Although addressing these limitations is urgent, this study integrated two-sample MR analyses with genetic IVs and meta-analysis using multiple cohort GWAS datasets to statistically provide robust evidence for identifying the potential causality between physical activity at different intensities and various types of depression. The evaluation of causal effects of different physical activities in alleviating depression carries significant implications for public health. This finding underscores the importance of promoting physical activity as a key component of preventive and therapeutic interventions for depression at a population level.
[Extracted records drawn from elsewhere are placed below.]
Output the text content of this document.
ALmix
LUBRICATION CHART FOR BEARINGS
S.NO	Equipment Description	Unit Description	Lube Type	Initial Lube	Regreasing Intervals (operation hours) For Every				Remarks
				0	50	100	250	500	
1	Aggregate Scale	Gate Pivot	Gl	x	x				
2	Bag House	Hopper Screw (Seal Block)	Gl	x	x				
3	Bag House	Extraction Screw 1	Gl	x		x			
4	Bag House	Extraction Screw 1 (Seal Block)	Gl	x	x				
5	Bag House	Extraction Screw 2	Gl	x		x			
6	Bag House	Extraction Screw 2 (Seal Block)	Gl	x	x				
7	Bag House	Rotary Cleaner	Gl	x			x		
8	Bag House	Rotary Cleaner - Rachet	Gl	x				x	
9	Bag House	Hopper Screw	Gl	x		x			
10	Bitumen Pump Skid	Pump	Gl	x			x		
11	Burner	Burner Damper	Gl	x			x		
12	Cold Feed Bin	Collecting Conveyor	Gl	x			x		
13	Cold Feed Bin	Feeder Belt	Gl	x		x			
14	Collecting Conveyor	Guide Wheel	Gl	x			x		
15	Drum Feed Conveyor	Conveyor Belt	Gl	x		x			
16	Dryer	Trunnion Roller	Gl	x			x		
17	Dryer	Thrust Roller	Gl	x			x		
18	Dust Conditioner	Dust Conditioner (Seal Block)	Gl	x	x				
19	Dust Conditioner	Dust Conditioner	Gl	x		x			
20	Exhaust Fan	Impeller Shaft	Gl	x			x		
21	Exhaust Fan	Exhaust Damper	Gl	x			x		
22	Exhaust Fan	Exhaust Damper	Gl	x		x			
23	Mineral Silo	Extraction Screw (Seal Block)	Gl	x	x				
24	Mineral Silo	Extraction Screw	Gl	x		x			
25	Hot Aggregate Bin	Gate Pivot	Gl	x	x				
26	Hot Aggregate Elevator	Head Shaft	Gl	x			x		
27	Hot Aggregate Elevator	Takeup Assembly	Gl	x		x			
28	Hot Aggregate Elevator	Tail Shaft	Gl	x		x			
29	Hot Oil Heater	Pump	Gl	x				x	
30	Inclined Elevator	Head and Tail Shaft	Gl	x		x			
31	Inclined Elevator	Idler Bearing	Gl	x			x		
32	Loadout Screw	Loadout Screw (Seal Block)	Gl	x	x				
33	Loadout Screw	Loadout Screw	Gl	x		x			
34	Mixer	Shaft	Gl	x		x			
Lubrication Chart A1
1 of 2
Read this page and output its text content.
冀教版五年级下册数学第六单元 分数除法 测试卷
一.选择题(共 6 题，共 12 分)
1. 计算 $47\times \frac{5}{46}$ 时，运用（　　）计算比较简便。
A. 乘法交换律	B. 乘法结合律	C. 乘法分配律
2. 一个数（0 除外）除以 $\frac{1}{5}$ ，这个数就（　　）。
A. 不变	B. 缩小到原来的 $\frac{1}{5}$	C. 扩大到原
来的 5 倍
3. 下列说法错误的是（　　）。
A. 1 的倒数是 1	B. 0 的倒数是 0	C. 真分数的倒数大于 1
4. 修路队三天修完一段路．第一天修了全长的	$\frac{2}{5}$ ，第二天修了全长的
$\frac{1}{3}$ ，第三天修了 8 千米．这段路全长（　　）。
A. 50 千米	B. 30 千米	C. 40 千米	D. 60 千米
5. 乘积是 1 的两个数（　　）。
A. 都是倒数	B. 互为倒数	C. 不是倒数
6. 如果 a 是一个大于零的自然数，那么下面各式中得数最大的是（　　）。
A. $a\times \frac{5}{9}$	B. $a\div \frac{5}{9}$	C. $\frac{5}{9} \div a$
Public health initiatives can now leverage this evidence to design and implement targeted programs aimed at encouraging regular exercise (e.g. walking for pleasure) to improve mental well-being and reduce the burden of depression-related disorders. From the perspective of psychiatric diseases, the recognition of taking proper physical activity as having a causal impact on reducing depression sheds new light on treatment strategies. Clinicians and mental health professionals can integrate exercise prescriptions into comprehensive treatment plans for patients with depression. This approach not only complements traditional pharmacological and psychotherapeutic interventions but also empowers individuals with depression by offering them a proactive and holistic approach to managing their mental health.